Vintage Update – January 2022

Welcome to a new year in the Dundee Hills. Our grape vines are tucked in for the winter, doing the hard and important work of expanding their root structure, gathering the nutrients of the soil and preparing for a year of vigorous growth and fruit production. All of this foundational work will come to fruition this fall when harvest begins on our 2022 vintage.

Every month this year, we’ll take you into the vineyards and behind the scenes to show you what’s happening in the vineyard. As the months pass, you’ll watch as our vines are pruned, as bud break begins, as clusters begin to form, as grapes ripen and shift color in a process called veraison, as harvest begins and this 2022 vintage is finally put into barrels and bottles to age and wait for the perfect moment for all of us to enjoy.

Wine is the end result of the flexibility, tenacity and trained instincts of our winemakers to know when to wait and when to jump. It’s the outcome of our annual dance with mother nature–and each year is its own dance. Join us as we follow the 2022 vintage!

January is one of the coldest months of the year in the Dundee Hills, a sub-AVA of the Willamette Valley. Our vines are dormant, being sustained by the carbohydrates they stored up in their trunks during the 2021 growing season. As the weather warms in March and April, sap will begin to flow and our Pinot Noir, Chardonnay, Pinot Gris vines (and so many other varietals!) will awaken. But for now while they sleep, we prune them back and train their canes to ready them for the next season of growth.
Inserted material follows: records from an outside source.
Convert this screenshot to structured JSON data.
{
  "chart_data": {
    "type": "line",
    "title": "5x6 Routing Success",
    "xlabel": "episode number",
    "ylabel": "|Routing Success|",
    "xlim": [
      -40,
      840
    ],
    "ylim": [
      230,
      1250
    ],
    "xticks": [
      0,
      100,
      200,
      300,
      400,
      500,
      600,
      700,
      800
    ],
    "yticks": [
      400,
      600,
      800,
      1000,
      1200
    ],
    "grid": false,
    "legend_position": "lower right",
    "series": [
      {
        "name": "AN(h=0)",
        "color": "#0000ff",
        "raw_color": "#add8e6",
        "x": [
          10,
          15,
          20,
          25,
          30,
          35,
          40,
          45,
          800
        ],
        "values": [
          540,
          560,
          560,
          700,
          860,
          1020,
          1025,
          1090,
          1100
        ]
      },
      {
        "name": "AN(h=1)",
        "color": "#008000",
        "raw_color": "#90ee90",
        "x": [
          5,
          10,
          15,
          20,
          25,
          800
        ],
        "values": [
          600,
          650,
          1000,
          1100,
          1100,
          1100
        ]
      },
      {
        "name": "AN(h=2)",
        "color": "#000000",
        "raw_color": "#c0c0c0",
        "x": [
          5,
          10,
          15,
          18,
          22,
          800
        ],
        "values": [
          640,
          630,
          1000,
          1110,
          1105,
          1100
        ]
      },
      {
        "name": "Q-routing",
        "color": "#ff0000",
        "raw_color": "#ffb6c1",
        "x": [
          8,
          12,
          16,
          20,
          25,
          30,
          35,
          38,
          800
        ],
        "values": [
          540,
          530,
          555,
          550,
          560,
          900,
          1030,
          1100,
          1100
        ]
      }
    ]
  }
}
Pruning is thankless work, all done by hand and repeated six days a week on vine after vine across dozens of vineyard acres in the cold, wet Oregon months of January and February. Many vineyard acres have close to 1,200 vines each, so a 50-acre vineyard could include up to 60,000 vines.

This process is critical because it strongly influences the quality and quantity of the harvest we’ll see this fall. Over-pruning results in vines that put their energy into leafing and branching out rather than putting energy into clusters. Under-pruning leads to vines with more grape clusters than can be supported. Both negatively impact the health and yield of the grapes.

Don’t forget that grape vines are vines. Meaning, they are prolific growers that want to spread, explore and ramble across as much open space as they can find. But allowing that freedom would give permission for all their energy to go into shoot and leaf growth rather than grape production. And it would make for a tangled, chaotic vineyard that’s absolutely impossible to maintain. Thus our vineyard stewards carefully prune, cane train, and take numerous other measures to tame these vigorous vines towards a productive harvest.

Next month, we’ll take you deeper into the process of pruning vines and training the canes to support the next season of growth. The methods our vineyard stewards take are influenced by elevation, productivity of the vines and timing of bud break.

The next time you pour a glass of Dundee Hills wine, take a moment to consider the journey the grapes took in the vineyard. It started in the coldest winter months while the vines lay dormant. Vineyard stewards pruned and tied down the canes that sustained the grape clusters that were eventually picked, pressed and aged into the wine in your glass. Cultivating grapes is an intentional and physical process at every step. And that makes the end result – the gorgeous wine swirling in your glass – all the sweeter of a victory.